An arm’s length from Carlisle 

9 January 2023


Television & Radio 1981 cover

From ‘Television & Radio 1981’, published by the Independent Broadcasting Authority

‘So that’s where Stranraer is! I hear the name every Saturday when they’re giving the football results … I didn’t think it was right on the edge of South West Scotland. It’s only 30-odd miles from Northern Ireland!’

Standing in the newsroom at Border’s Carlisle studios, Stranraer is about an arm’s length from Carlisle on the massive map on the wall. About the same arm’s length going the other way is Berwick-upon-Tweed. ‘You cover all the way to Berwick as well? How far south do you go?’

Using the same body scale of a six-foot-one Head of News, the southern extremity of Border’s region is just below the belt.

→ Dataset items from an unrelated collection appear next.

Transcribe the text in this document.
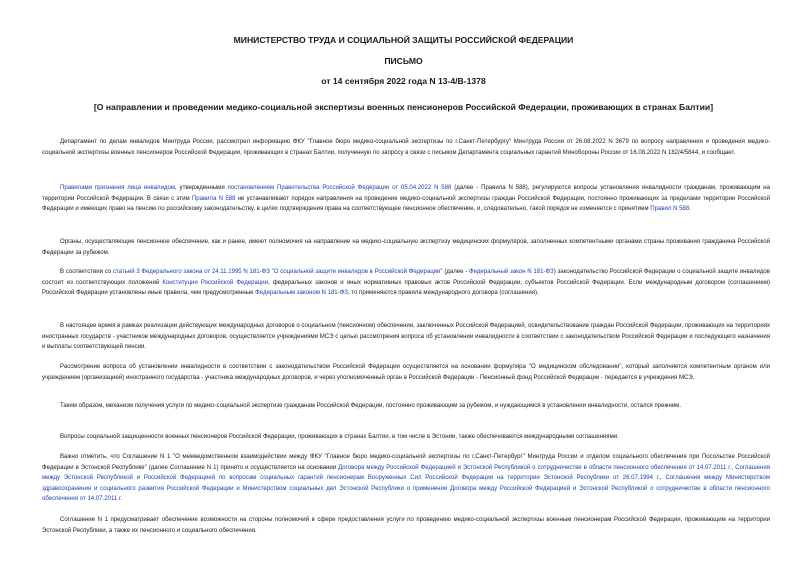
МИНИСТЕРСТВО ТРУДА И СОЦИАЛЬНОЙ ЗАЩИТЫ РОССИЙСКОЙ ФЕДЕРАЦИИ
ПИСЬМО
от 14 сентября 2022 года N 13-4/В-1378
[О направлении и проведении медико-социальной экспертизы военных пенсионеров Российской Федерации, проживающих в странах Балтии]

Департамент по делам инвалидов Минтруда России, рассмотрел информацию ФКУ "Главное бюро медико-социальной экспертизы по г.Санкт-Петербургу" Минтруда России от 26.08.2022 N 3679 по вопросу направления и проведения медико-социальной экспертизы военных пенсионеров Российской Федерации, проживающих в странах Балтии, полученную по запросу в связи с письмом Департамента социальных гарантий Минобороны России от 16.08.2022 N 182/4/5844, и сообщает.

Правилами признания лица инвалидом, утвержденными постановлением Правительства Российской Федерации от 05.04.2022 N 588 (далее - Правила N 588), регулируются вопросы установления инвалидности гражданам, проживающим на территории Российской Федерации. В связи с этим Правила N 588 не устанавливают порядок направления на проведение медико-социальной экспертизы граждан Российской Федерации, постоянно проживающих за пределами территории Российской Федерации и имеющих право на пенсию по российскому законодательству, в целях подтверждения права на соответствующее пенсионное обеспечение, и, следовательно, такой порядок не изменяется с принятием Правил N 588.

Органы, осуществляющие пенсионное обеспечение, как и ранее, имеют полномочия на направление на медико-социальную экспертизу медицинских формуляров, заполненных компетентными органами страны проживания гражданина Российской Федерации за рубежом.

В соответствии со статьей 3 Федерального закона от 24.11.1995 N 181-ФЗ "О социальной защите инвалидов в Российской Федерации" (далее - Федеральный закон N 181-ФЗ) законодательство Российской Федерации о социальной защите инвалидов состоит из соответствующих положений Конституции Российской Федерации, федеральных законов и иных нормативных правовых актов Российской Федерации, субъектов Российской Федерации. Если международным договором (соглашением) Российской Федерации установлены иные правила, чем предусмотренные Федеральным законом N 181-ФЗ, то применяются правила международного договора (соглашения).

В настоящее время в рамках реализации действующих международных договоров о социальном (пенсионном) обеспечении, заключенных Российской Федерацией, освидетельствование граждан Российской Федерации, проживающих на территориях иностранных государств - участников международных договоров, осуществляется учреждениями МСЭ с целью рассмотрения вопроса об установлении инвалидности в соответствии с законодательством Российской Федерации и последующего назначения и выплаты соответствующей пенсии.

Рассмотрение вопроса об установлении инвалидности в соответствии с законодательством Российской Федерации осуществляется на основании формуляра "О медицинском обследовании", который заполняется компетентным органом или учреждением (организацией) иностранного государства - участника международных договоров, и через уполномоченный орган в Российской Федерации - Пенсионный фонд Российской Федерации - передается в учреждения МСЭ.

Таким образом, механизм получения услуги по медико-социальной экспертизе гражданам Российской Федерации, постоянно проживающим за рубежом, и нуждающимся в установлении инвалидности, остался прежним.

Вопросы социальной защищенности военных пенсионеров Российской Федерации, проживающих в странах Балтии, в том числе в Эстонии, также обеспечиваются международными соглашениями.

Важно отметить, что Соглашение N 1 "О межведомственном взаимодействии между ФКУ "Главное бюро медико-социальной экспертизы по г.Санкт-Петербург" Минтруда России и отделом социального обеспечения при Посольстве Российской Федерации в Эстонской Республике" (далее Соглашение N 1) принято и осуществляется на основании Договора между Российской Федерацией и Эстонской Республикой о сотрудничестве в области пенсионного обеспечения от 14.07.2011 г., Соглашения между Эстонской Республикой и Российской Федерацией по вопросам социальных гарантий пенсионерам Вооруженных Сил Российской Федерации на территории Эстонской Республики от 26.07.1994 г., Соглашения между Министерством здравоохранения и социального развития Российской Федерации и Министерством социальных дел Эстонской Республики о применении Договора между Российской Федерацией и Эстонской Республикой о сотрудничестве в области пенсионного обеспечения от 14.07.2011 г.

Соглашение N 1 предусматривает обеспечение возможности на стороны полномочий в сфере предоставления услуги по проведению медико-социальной экспертизы военным пенсионерам Российской Федерации, проживающим на территории Эстонской Республики, а также их пенсионного и социального обеспечения.
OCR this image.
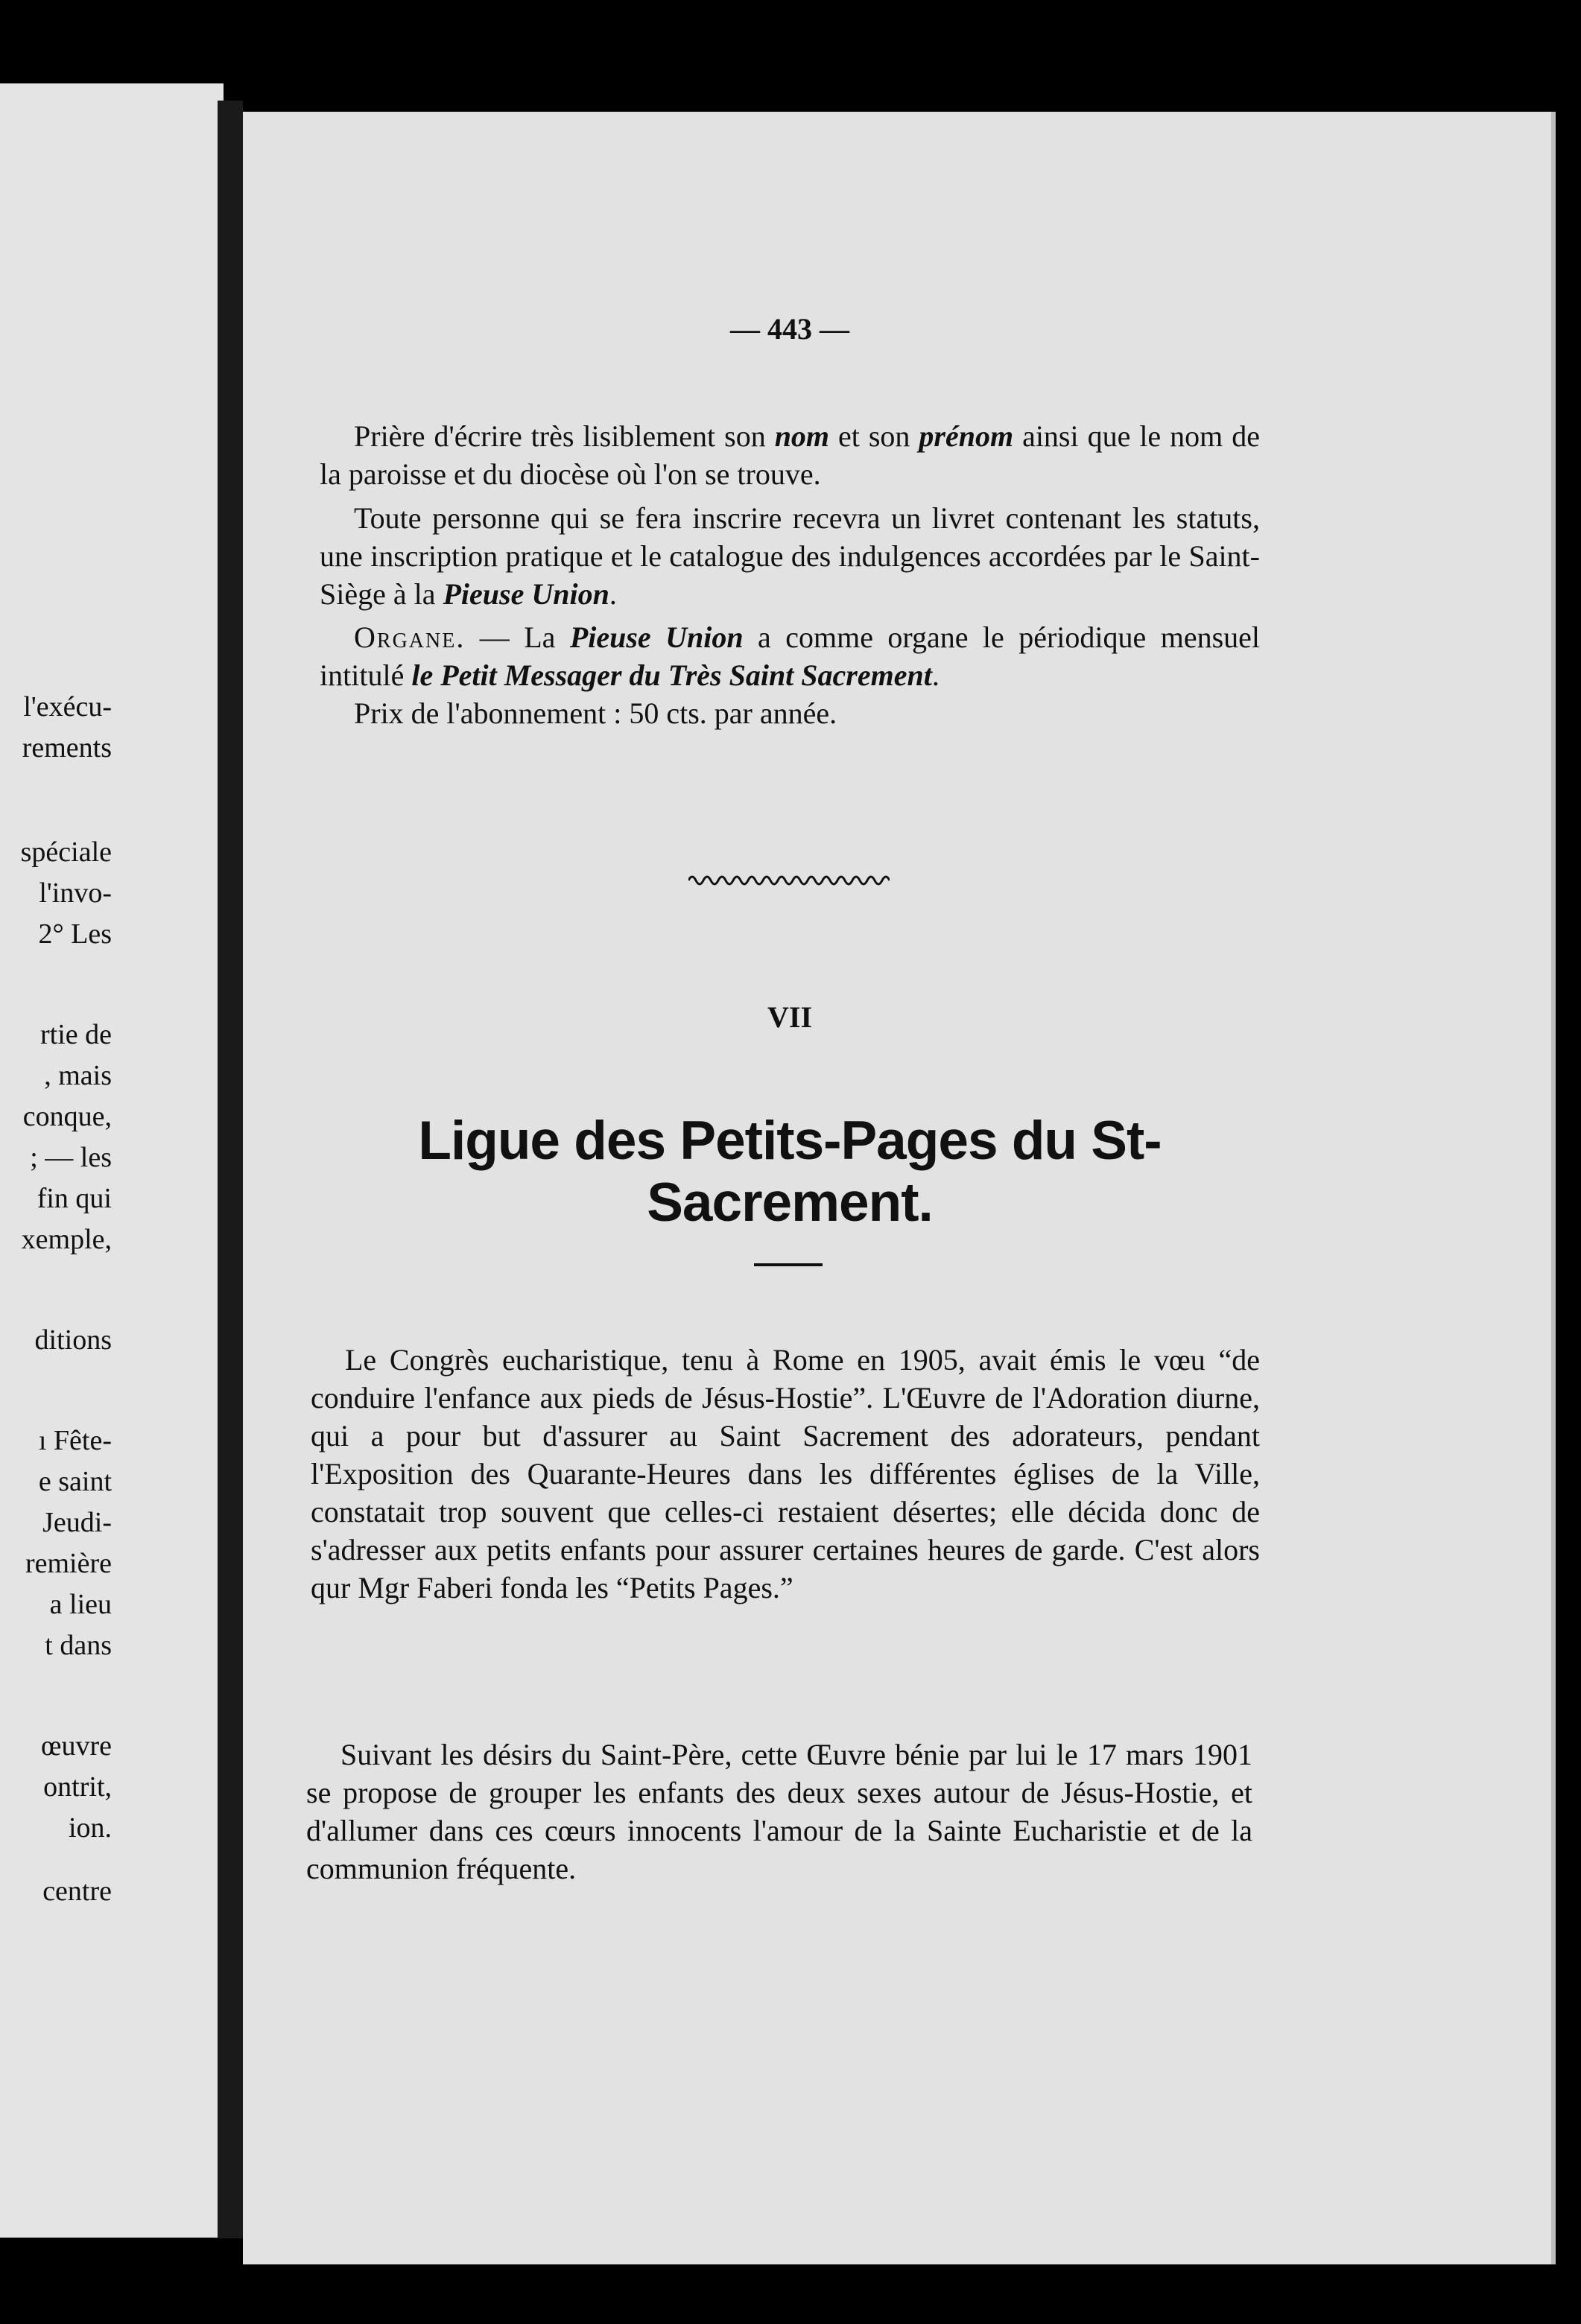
l'exécu-
rements
spéciale
l'invo-
2° Les
rtie de
, mais
conque,
; — les
fin qui
xemple,
ditions
ı Fête-
e saint
Jeudi-
remière
a lieu
t dans
œuvre
ontrit,
ion.
centre
— 443 —

Prière d'écrire très lisiblement son nom et son prénom ainsi que le nom de la paroisse et du diocèse où l'on se trouve.

Toute personne qui se fera inscrire recevra un livret contenant les statuts, une inscription pratique et le catalogue des indulgences accordées par le Saint-Siège à la Pieuse Union.

Organe. — La Pieuse Union a comme organe le périodique mensuel intitulé le Petit Messager du Très Saint Sacrement.

Prix de l'abonnement : 50 cts. par année.

VII
Ligue des Petits-Pages du St-Sacrement.

Le Congrès eucharistique, tenu à Rome en 1905, avait émis le vœu “de conduire l'enfance aux pieds de Jésus-Hostie”. L'Œuvre de l'Adoration diurne, qui a pour but d'assurer au Saint Sacrement des adorateurs, pendant l'Exposition des Quarante-Heures dans les différentes églises de la Ville, constatait trop souvent que celles-ci restaient désertes; elle décida donc de s'adresser aux petits enfants pour assurer certaines heures de garde. C'est alors qur Mgr Faberi fonda les “Petits Pages.”

Suivant les désirs du Saint-Père, cette Œuvre bénie par lui le 17 mars 1901 se propose de grouper les enfants des deux sexes autour de Jésus-Hostie, et d'allumer dans ces cœurs innocents l'amour de la Sainte Eucharistie et de la communion fréquente.
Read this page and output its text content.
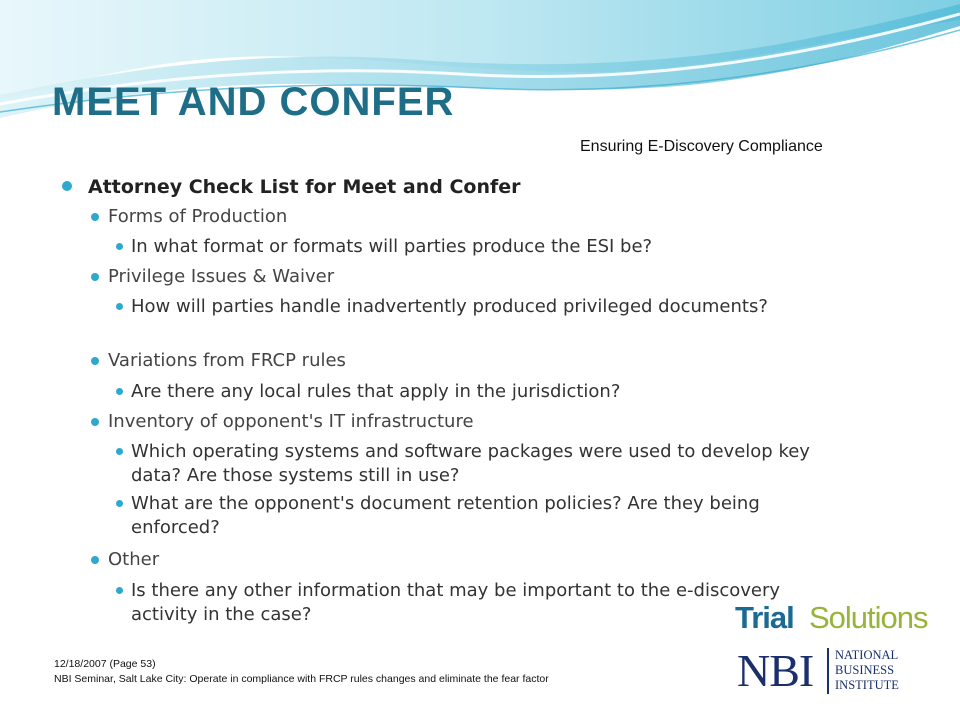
MEET AND CONFER
Ensuring E-Discovery Compliance
Attorney Check List for Meet and Confer
Forms of Production
In what format or formats will parties produce the ESI be?
Privilege Issues & Waiver
How will parties handle inadvertently produced privileged documents?
Variations from FRCP rules
Are there any local rules that apply in the jurisdiction?
Inventory of opponent's IT infrastructure
Which operating systems and software packages were used to develop key data? Are those systems still in use?
What are the opponent's document retention policies? Are they being enforced?
Other
Is there any other information that may be important to the e-discovery activity in the case?
12/18/2007 (Page 53)
NBI Seminar, Salt Lake City: Operate in compliance with FRCP rules changes and eliminate the fear factor
Trial Solutions
NBI NATIONAL
BUSINESS
INSTITUTE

From January 1982 the IBA has extended the area to just above the kneecaps. That adds another 75,000 possible viewers in South Lakeland and helps six-foot-one Heads of News to explain where the region extends.

You have to take a step to the left to put a finger on the Isle of Man.

Those are the sort of comments that come from people who have not seen Border’s news magazine programme Lookaround. Regular viewers know exactly where Stranraer, Whitehaven, Berwick, Selkirk and Kendal are on the map.

In its geographical extent, Border is the second largest of the ITV regions. But the population is the smallest on the mainland.

Border is 20 years old in 1981 and during its life the company’s local programmes have moulded together a region that would otherwise remain on the edges of adjacent ITV stations.

A man in a striped shirt on the telephone

Ken De Vonald, Editor and Producer of the Lookaround programme.

Of course, having such a large area to cover brings its problems. The miles to cover, on roads crying out for upgrading, means careful planning when the newsroom commits its two sound film units. To help cover the region, Border uses six freelance/stringer cameramen who live and work around the vast area. A web of freelance and contract journalists in towns and villages in the region send in the daily news and feature ideas. And all the time the producer, two news assistants and five reporter/presenters are searching for material to fill the five-nights-a-week Lookaround programme, which has consistently attracted large and loyal audiences.

The local identity of a TV station cannot be judged only on its early evening local programme. Each Friday at 10.30 p.m. Border opts out of the network and produces a series of half-hour programmes from the region. They range from Your MP, which brings two of the area’s ten MPs together to talk about current issues in Parliament, to the sports programme which highlights popular and minority sports. There are also the half-hour film documentaries which reflect life within the region. As a spin-off, many of these programmes are shown nationally in the About Britain series.

In addition to current affairs and documentaries series, Border is recognised for its light entertainment programmes like the Mr. and Mrs. quiz and Look Who’s Talking, both of which are networked.

So, after 20 years Border has made a slot for itself, not only with the people who live within the region but with the ITV network. Who knows? Given time, maybe everybody will know where Stranraer is on the map.


A smiling man with a microphone crouches in front of two workers

Michael Lucas, one of the Lookaround reporters, interviewing on a local building site.